When his father became ill with cancer, Fieldy was convinced that all of his money and power could save his “superhero”. Becoming a Christian 18 years prior had made a remarkable difference in his dad’s life.  There were times he would attempt to talk to Fieldy about his faith but could see that it was pushing him away. Instead his dad chose not to judge him but to continue to love him unconditionally.  He would tell him, “Son, there’s only one gift in this world that never fails…and that’s love.” He never forgot those words. Fieldy was with his dad every day at the end. When his dad took his last breath, Fieldy was devastated. Through the tears, his step-mom Mindi turned to him and said, “There’s one thing your dad wanted more than anything else in this world, Reggie.  And that was for you to accept Jesus Christ into your heart.”  Mindi prayed with him but he didn’t understand what the words meant.  Those words, however, touched his heart and began to change his life in ways he could never have imagined.  “In his death,” says Fieldy,” he gave me the most amazing gift a father could leave to his son.  He opened my eyes.”

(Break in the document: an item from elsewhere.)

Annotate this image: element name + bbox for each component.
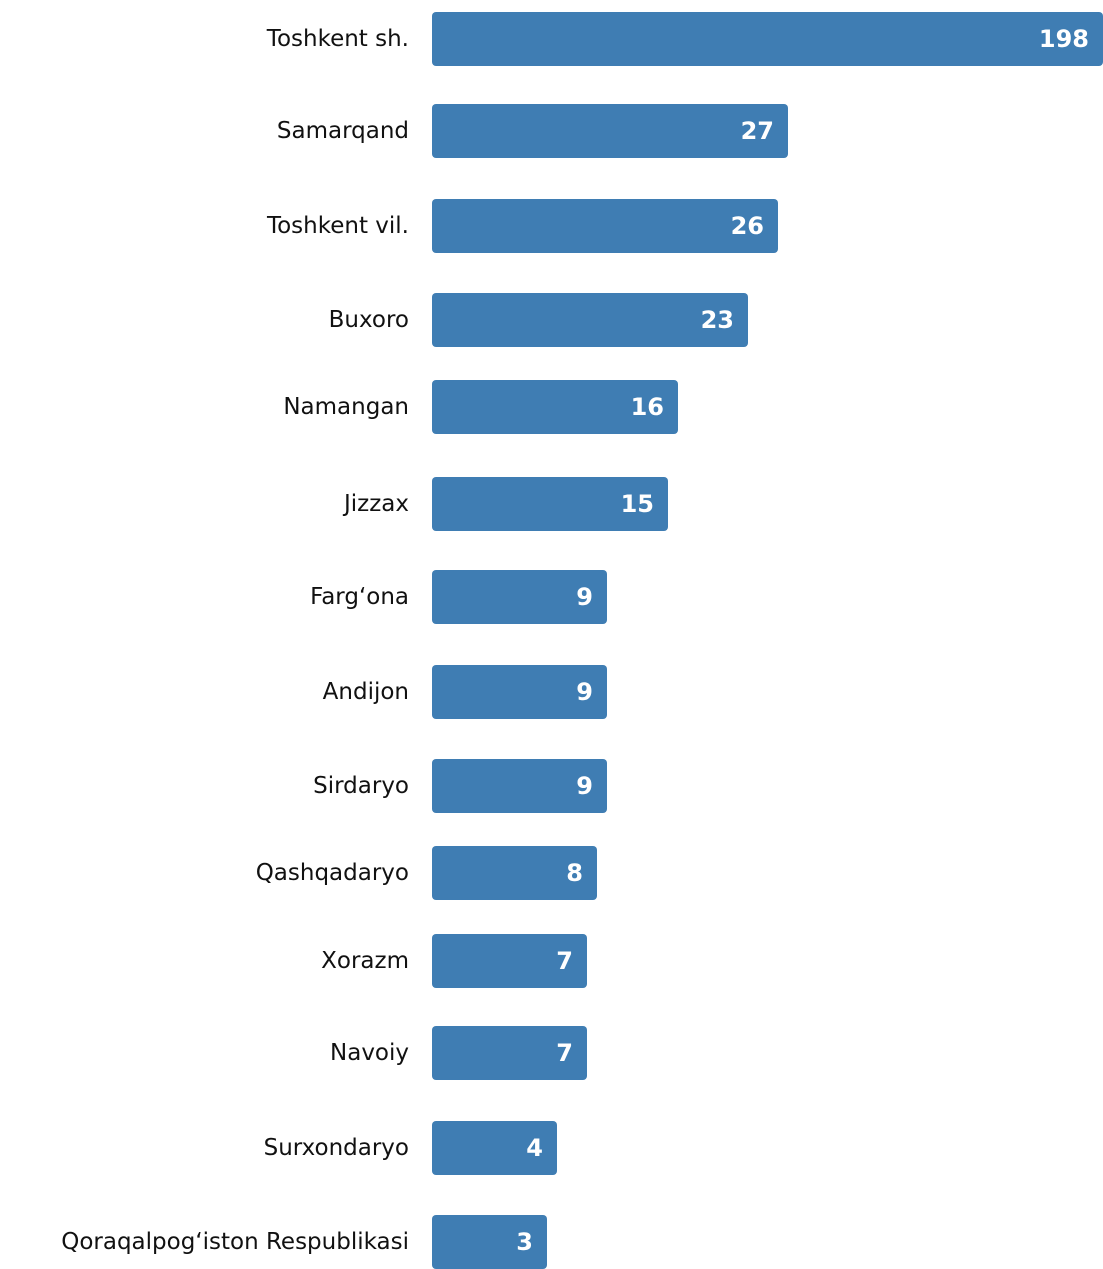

From that time on Fieldy no longer had a desire to drink and do drugs. He threw all his pot down the toilet. He prayed to God to help him clean up his life and started to read the Bible every day. Miraculously, after twenty years of filling his mind and body with toxins day and night, he did not have withdrawal symptoms. After sobering up he began dealing with all the guilt and fall-out from his bad behavior.  He apologized and begged forgiveness from everyone. In the book he even wrote letters of apology to his band mates.  Most important was seeking the forgiveness of the one woman he had grown to love, his girlfriend Dena. Despite their turbulent past, their relationship began anew and they wed a year later. God blessed their union that night with a baby boy they named Israel. Unlike “Head”, Fieldy decided to continue on with Korn. He feels called to stay with the band and impact others through the example of his own changed life. Like his father, he chooses to love and accept people where they are at. “When you’re living a real life full of unconditional love and peace, people will want what you have. You don’t have to go to them and say, ‘Do you know what you need?’ It doesn’t work that way…no one wants to be told what to do.” Clearly God is lifting up men such as Fieldy and Head to minister to a new audience that might not otherwise seek Him; men who are familiar with their world and grapple with the same vices. With a testimony as strong as his, he will no doubt have an impact on the music industry and legions of fans. One of those fans summed up his book best when stating:  “It is an awesome chronicle of Fieldy’s journey  from the emptiness of ‘having everything he could ever want’ to having the ‘One’ who gives everything…what a gift this man and his story is to the metal world.”